Based in large part on his extensive account published in the December
6, 1993, issue of The New Yorker, National Magazine Award winner Danner's
engrossing study reconstructs events that took place some dozen years
before. In December 1981, over 750 men, women and children were killed
in El Mozote, El Salvador, and the surrounding hamlets. Although at the
time it was covered on the front pages of both the New York Times and
the Washington Post, the reports were not enough to derail Ronald Reagan's
push to prove that the El Salvadoran government was "making a concerted
and significant effort to comply with internationally recognized human
rights." Why the government chose to ignore stories in the nation's
two leading newspapers is one part of Danner's sad, well-researched book.
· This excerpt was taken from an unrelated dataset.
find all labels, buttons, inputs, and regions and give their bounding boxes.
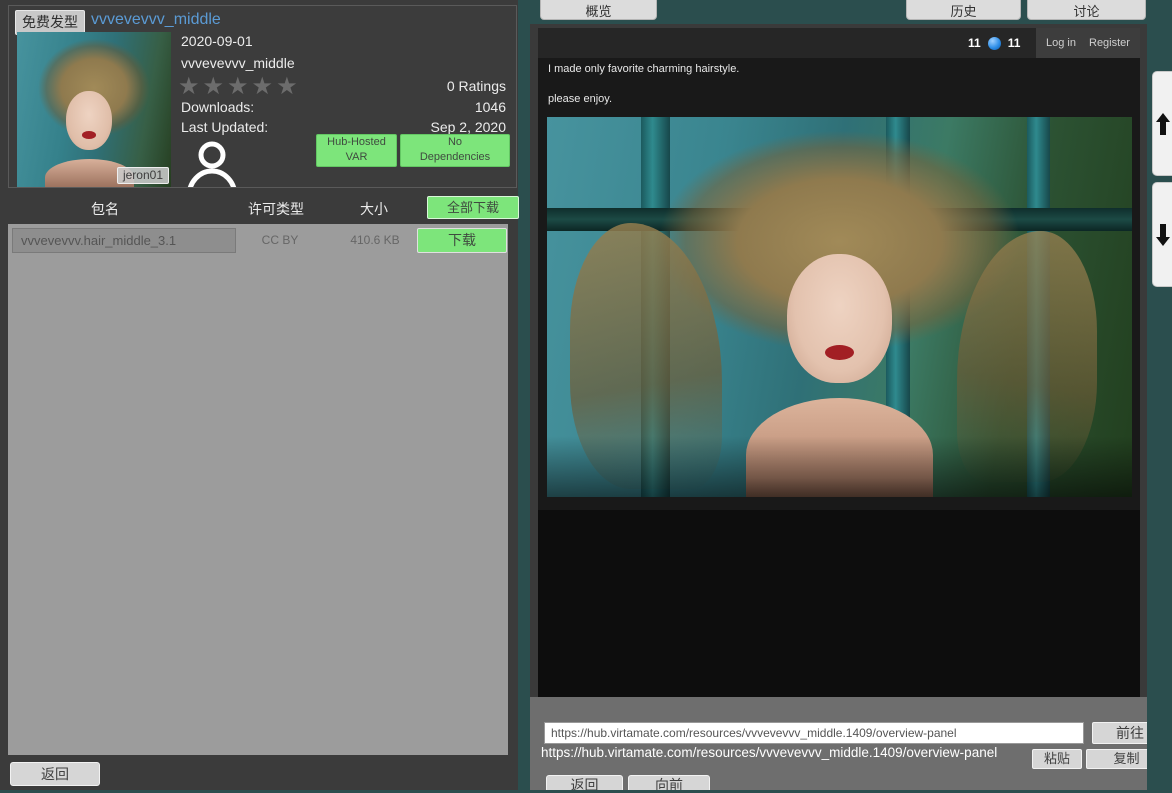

The other is why El Mozote was attacked at all. Populated by evangelical
Christians who, unlike Catholic neighbors fed on liberation theology,
did not abet the rebel FMLN, the people of El Mozote believed they would
be spared when the army decided to wipe out insurgents and their supporters.
After several days of brutal rapes and murders, a handful of people managed
to escape to the rebels, setting in motion press reports and the under-investigated,
coyly couched American embassy reply that allowed the U.S. to continue
its massive subsidies. Danner has disinterred an event that is an equal
indictment of Salvadoran brutality and American blindness.